Sebutan da’i adalah bagi siapa pun yang menegakkan seluruh bentuk atau sebagian bentuk dakwah. Sedangkan mereka yang menegakkan dakwah secara total dalam berbagai bentuknya disebut ad-daa’iyah al-kaamilah(da’i yang total).
Dalam keyakinan Islam, da’i pertama yang mengajak umat manusia untuk beriman dan melaksanakan ajaran Allah adalah nabi Muhammad saw. [1]
Allah memerintahkan nabi Muhammad saw untuk berdakwah, sebagaimana dijelaskan dalam surah Al-Ahzab ayat 45-46,
يَا أَيُّهَا النَّبِيُّ إِنَّا أَرْسَلْنَاكَ شَاهِدًا وَمُبَشِّرًا وَنَذِيرًا. وَدَاعِيًا إِلَى اللَّهِ بِإِذْنِهِ وَسِرَاجًا مُنِيرًا.
Wahai Nabi! Sesungguhnya Kami mengutusmu untuk menjadi saksi, pembawa kabar gembira dan pemberi peringatan. Dan untuk menjadi penyeru kepada (agama) Allah dengan izin-Nya dan sebagai cahaya yang menerangi.
Dalam ayat lain, Allah memerintah kepada nabi Muhammad saw. untuk dakwah (mengajak manusia) kepada agama Allah secara kontinu, dan dengan melaksanakan perintah itu akan termasuk golongan yang berada pada jalan yang lurus, sebagaimana dalam surah Al-Hajj ayat 67,
وَادْعُ إِلَىٰ رَبِّكَ ۖ إِنَّكَ لَعَلَىٰ هُدًى مُسْتَقِيمٍ
…dan serulah (mereka) kepada Tuhanmu. Sungguh Engkau (Muhammad) berada di jalan yang lurus.
Dan dalam ayat lain, terdapat perintah agar Rasulullah saw. diperintah untuk berdakwah, dan jika tidak melaksanakannya maka akan termasuk golongan yang musyrik, sebagaimana dalam Al-Quran Surah Al-Qashash ayat 87,
وَادْعُ إِلَىٰ رَبِّكَ ۖ وَلَا تَكُونَنَّ مِنَ الْمُشْرِكِينَ
…Dan serulah (manusia) agar (beriman) kepada Tuhanmu, dan janganlah engkau termasuk orang-orang yang musyrik.
Dalam ayat lain, Rasulullah saw. diperintahkan untuk berdakwah, dan perintah berdakwah ini sejajar dengan perintah menyembah kepada allah tanpa mempersekutukan-Nya, sebagaimana dalam al-Quran surah Al-Ra’du ayat 36,
قُلْ إِنَّمَا أُمِرْتُ أَنْ أَعْبُدَ اللَّهَ وَلَا أُشْرِكَ بِهِ ۚ إِلَيْهِ أَدْعُو وَإِلَيْهِ مَآبِ
Katakanlah: “Aku hanya diperintah untuk menyembah Allah dan tidak mempersatukan-Nya. Hanya kepada-Nya aku seru (manusia) dan hanya kepada-Nya aku kembali.
Ada empat cara bagaimana seorang da’i dinilai oleh mad’unya:[2]
1.      Da’i dinali dari reputasi yang mendahuluinya. Apa yang sudah dilakukan oleh da’i, bagaimana karya-karyanya, apa latar belakang pendidikannya, apa jasanya dan bagaimana sikapnya. Apakah sikapnya seorang da’i memperindah atau menghancurkan reputasinya.

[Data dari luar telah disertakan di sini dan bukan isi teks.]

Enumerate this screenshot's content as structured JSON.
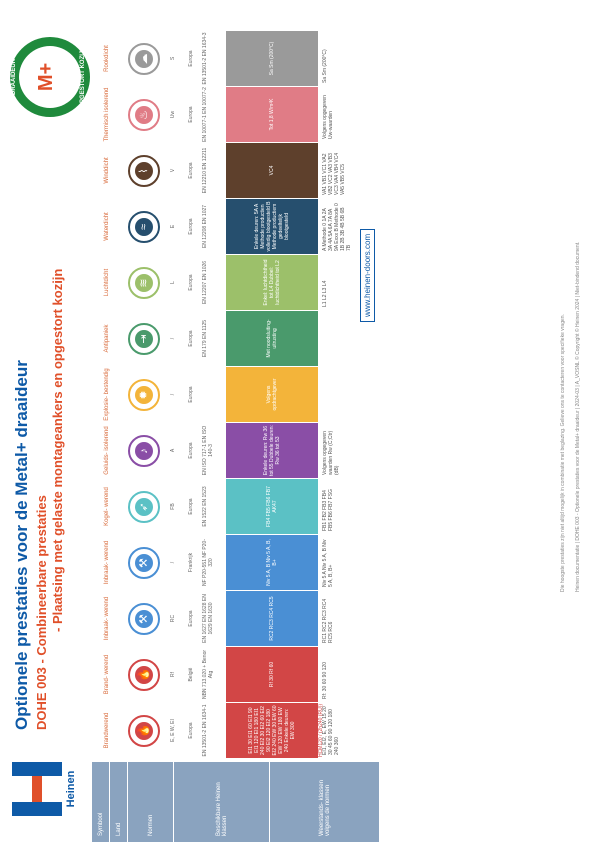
{
  "header": {
    "title": "Optionele prestaties voor de Metal+ draaideur",
    "subtitle": "DOHE 003 - Combineerbare prestaties",
    "subtitle2": "- Plaatsing met gelaste montageankers en opgestort kozijn"
  },
  "brand": {
    "logo_text": "Heinen",
    "logo_color": "#0e5aa7",
    "accent": "#e0502a"
  },
  "badge": {
    "top": "DRAAIDEUR",
    "middle": "M+",
    "sub": "METAL+ HEINEN",
    "bottom": "OPGESTORT KOZIJN"
  },
  "rows": {
    "symbol": "Symbool",
    "land": "Land",
    "normen": "Normen",
    "beschikbaar": "Beschikbare Heinen klassen",
    "weerstand": "Weerstands- klassen volgens de normen"
  },
  "columns": [
    {
      "head": "Brandwerend",
      "color": "#d24646",
      "icon": "fire-door-icon",
      "symbol": "E, E W, EI",
      "land": "Europa",
      "normen": "EN 13501-2 EN 1634-1",
      "band": "EI1 30 EI1 60 EI1 90 EI1 120 EI1 180 EI1 240 EI2 30 EI2 60 EI2 90 EI2 120 EI2 180 EI2 240 EW 30 EW 60 EW 120 EW 180 EW 240 Enkele deuren: EW 300",
      "band_extra": "HCM120 / (2h240 (RU))",
      "res": "EI1, EI2, E, EW 15 20 30 45 60 90 120 180 240 360"
    },
    {
      "head": "Brand- werend",
      "color": "#d24646",
      "icon": "fire-rating-icon",
      "symbol": "Rf",
      "land": "België",
      "normen": "NBN 713.020 + Benor Atg",
      "band": "Rf 30 Rf 60",
      "res": "Rf: 30 60 90 120"
    },
    {
      "head": "Inbraak- werend",
      "color": "#4a8fd4",
      "icon": "burglary-icon",
      "symbol": "RC",
      "land": "Europa",
      "normen": "EN 1627 EN 1628 EN 1629 EN 1630",
      "band": "RC2 RC3 RC4 RC5",
      "res": "RC1 RC2 RC3 RC4 RC5 RC6"
    },
    {
      "head": "Inbraak- werend",
      "color": "#4a8fd4",
      "icon": "burglary-france-icon",
      "symbol": "/",
      "land": "Frankrijk",
      "normen": "NF P20-551 NF P20-320",
      "band": "Niv 5 A, B Niv 5 A, B, B+",
      "res": "Niv 5 A Niv 5 A, B Niv 5 A, B, B+"
    },
    {
      "head": "Kogel- werend",
      "color": "#5bc1c5",
      "icon": "bullet-icon",
      "symbol": "FB",
      "land": "Europa",
      "normen": "EN 1522 EN 1523",
      "band": "FB4 FB5 FB6 FB7 AK47",
      "res": "FB1 FB2 FB3 FB4 FB5 FB6 FB7 FSG"
    },
    {
      "head": "Geluids- isolerend",
      "color": "#8a4ea6",
      "icon": "sound-icon",
      "symbol": "A",
      "land": "Europa",
      "normen": "EN ISO 717-1 EN ISO 140-3",
      "band": "Enkele deuren: Rw 36 tot 55 Dubbele deuren: Rw 36 tot 53",
      "res": "Volgens opgegeven waarden Rw (C;Ctr) (dB)"
    },
    {
      "head": "Explosie- bestendig",
      "color": "#f3b43a",
      "icon": "explosion-icon",
      "symbol": "/",
      "land": "Europa",
      "normen": "",
      "band": "Volgens opdrachtgever",
      "res": ""
    },
    {
      "head": "Antipaniek",
      "color": "#4a9a6c",
      "icon": "panic-exit-icon",
      "symbol": "/",
      "land": "Europa",
      "normen": "EN 179 EN 1125",
      "band": "Met noodsluiting- uitrusting",
      "res": ""
    },
    {
      "head": "Luchtdicht",
      "color": "#9cc06a",
      "icon": "airtight-icon",
      "symbol": "L",
      "land": "Europa",
      "normen": "EN 12207 EN 1026",
      "band": "Enkel: luchtdichtheid tot L4 Dubbel: luchtdichtheid tot L2",
      "res": "L1 L2 L3 L4"
    },
    {
      "head": "Waterdicht",
      "color": "#264f6e",
      "icon": "watertight-icon",
      "symbol": "E",
      "land": "Europa",
      "normen": "EN 12208 EN 1027",
      "band": "Enkele deuren: 5A A Methode productien volledig blootgesteld B Methode productiem gedeeltelijk blootgesteld",
      "res": "A Methode 0 1A 2A 3A 4A 5A 6A 7A 8A 9A Exxx B Methode 0 1B 2B 3B 4B 5B 6B 7B"
    },
    {
      "head": "Winddicht",
      "color": "#5e402c",
      "icon": "windtight-icon",
      "symbol": "V",
      "land": "Europa",
      "normen": "EN 12210 EN 12211",
      "band": "VC4",
      "res": "VA1 VB1 VC1 VA2 VB2 VC2 VA3 VB3 VC3 VA4 VB4 VC4 VA5 VB5 VC5"
    },
    {
      "head": "Thermisch isolerend",
      "color": "#e07c86",
      "icon": "thermal-icon",
      "symbol": "Uw",
      "land": "Europa",
      "normen": "EN 10077-1 EN 10077-2",
      "band": "Tot 1,8 W/m²K",
      "res": "Volgens opgegeven Uw-waarden"
    },
    {
      "head": "Rookdicht",
      "color": "#9a9a9a",
      "icon": "smoke-icon",
      "symbol": "S",
      "land": "Europa",
      "normen": "EN 13501-2 EN 1634-3",
      "band": "Sa Sm (200°C)",
      "res": "Sa Sm (200°C)"
    }
  ],
  "footer": {
    "note": "Die hoogste prestaties zijn niet altijd mogelijk in combinatie met beglazing. Gelieve ons te contacteren voor specifieke vragen.",
    "legal": "Heinen documentatie | DOHE 003 - Optionele prestaties voor de Metal+ draaideur | 2024-03 | A_VOSNL © Copyright © Heinen 2024 | Niet-bindend document.",
    "url": "www.heinen-doors.com"
  }
}
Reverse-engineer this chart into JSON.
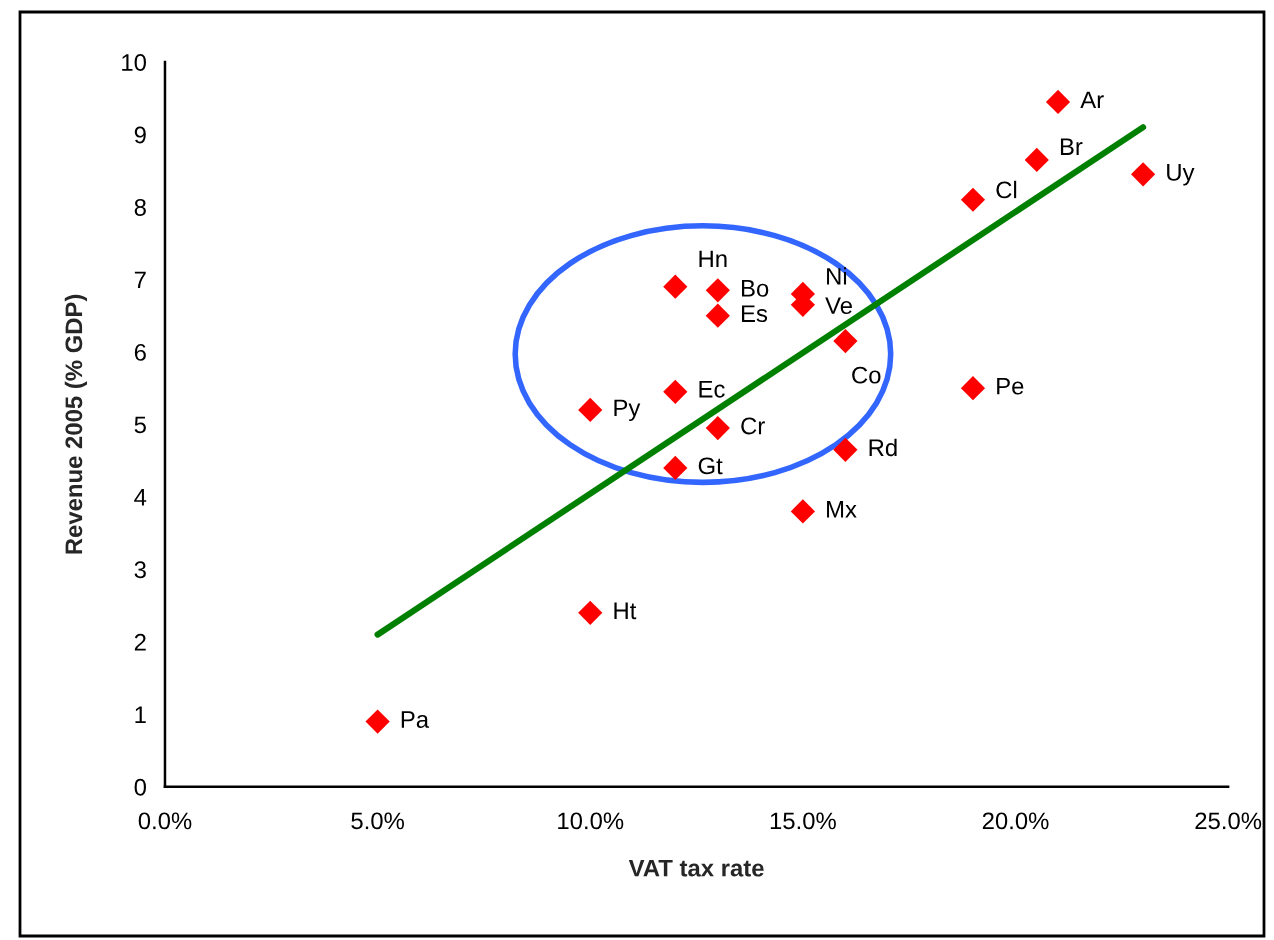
{
  "chart_data": {
    "type": "scatter",
    "xlabel": "VAT tax rate",
    "ylabel": "Revenue 2005 (% GDP)",
    "xlim": [
      0,
      25
    ],
    "xticks": [
      {
        "value": 0,
        "label": "0.0%"
      },
      {
        "value": 5,
        "label": "5.0%"
      },
      {
        "value": 10,
        "label": "10.0%"
      },
      {
        "value": 15,
        "label": "15.0%"
      },
      {
        "value": 20,
        "label": "20.0%"
      },
      {
        "value": 25,
        "label": "25.0%"
      }
    ],
    "ylim": [
      0,
      10
    ],
    "yticks": [
      0,
      1,
      2,
      3,
      4,
      5,
      6,
      7,
      8,
      9,
      10
    ],
    "series": [
      {
        "color": "#ff0000",
        "marker": "diamond",
        "x": [
          5,
          10,
          10,
          12,
          12,
          12,
          13,
          13,
          13,
          15,
          15,
          15,
          16,
          16,
          19,
          19,
          20.5,
          21,
          23
        ],
        "values": [
          0.9,
          2.4,
          5.2,
          6.9,
          5.45,
          4.4,
          6.85,
          6.5,
          4.95,
          6.8,
          6.65,
          3.8,
          6.15,
          4.65,
          5.5,
          8.1,
          8.65,
          9.45,
          8.45
        ]
      },
      {
        "type": "line",
        "color": "#008000",
        "line_style": "solid",
        "x": [
          5,
          23
        ],
        "values": [
          2.1,
          9.1
        ]
      }
    ],
    "annotations": [
      {
        "text": "Pa",
        "x": 5,
        "y": 0.9
      },
      {
        "text": "Ht",
        "x": 10,
        "y": 2.4
      },
      {
        "text": "Py",
        "x": 10,
        "y": 5.2
      },
      {
        "text": "Hn",
        "x": 12,
        "y": 6.9
      },
      {
        "text": "Ec",
        "x": 12,
        "y": 5.45
      },
      {
        "text": "Gt",
        "x": 12,
        "y": 4.4
      },
      {
        "text": "Bo",
        "x": 13,
        "y": 6.85
      },
      {
        "text": "Es",
        "x": 13,
        "y": 6.5
      },
      {
        "text": "Cr",
        "x": 13,
        "y": 4.95
      },
      {
        "text": "Ni",
        "x": 15,
        "y": 6.8
      },
      {
        "text": "Ve",
        "x": 15,
        "y": 6.65
      },
      {
        "text": "Mx",
        "x": 15,
        "y": 3.8
      },
      {
        "text": "Co",
        "x": 16,
        "y": 6.15
      },
      {
        "text": "Rd",
        "x": 16,
        "y": 4.65
      },
      {
        "text": "Pe",
        "x": 19,
        "y": 5.5
      },
      {
        "text": "Cl",
        "x": 19,
        "y": 8.1
      },
      {
        "text": "Br",
        "x": 20.5,
        "y": 8.65
      },
      {
        "text": "Ar",
        "x": 21,
        "y": 9.45
      },
      {
        "text": "Uy",
        "x": 23,
        "y": 8.45
      }
    ]
  }
}
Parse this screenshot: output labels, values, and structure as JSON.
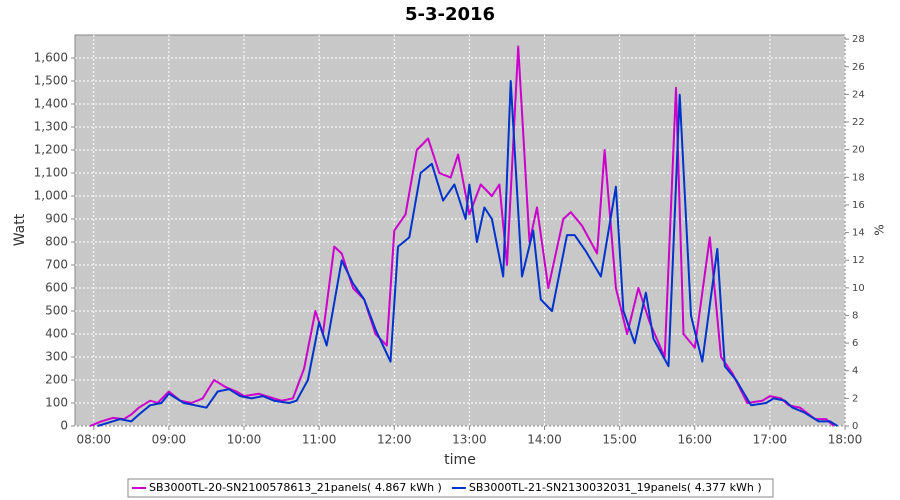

2.      Melalui perkenalan atau informasi tentang diri da’i. seorang da’i dinilai mad’unya dari informasi yang diterimanya. Bagaimana informasi tentang da’i diterima dan bagaimana da’i memperkenalkan dirinya sangat menentukan kredibilitas seorang da’i

3.      Melalui apa yang diucapkannya. “al-lisan mizan al-insan” (lisan adalah ukuran seorang manusia), begitu ungkapan Ali bin Abi Thalib. Apabila seorang da’i mengungkapkan kata-kata kotor, kasar dan rendah, maka seperti itu pula kualitasnya. Da’i memiliki kredibilitas apabila ia konstan dalam menjaga ucapannya yang selaras dengan perilaku keseharian.

4.      Melalui bagaimana cara da’i menyampaikan pesan dakwahnya. Penyampaian dakwah yang sistematis dan terorganisir member kesan pada da’i bahwa ia menguasai persoalan, materi dan metodologi dakwah.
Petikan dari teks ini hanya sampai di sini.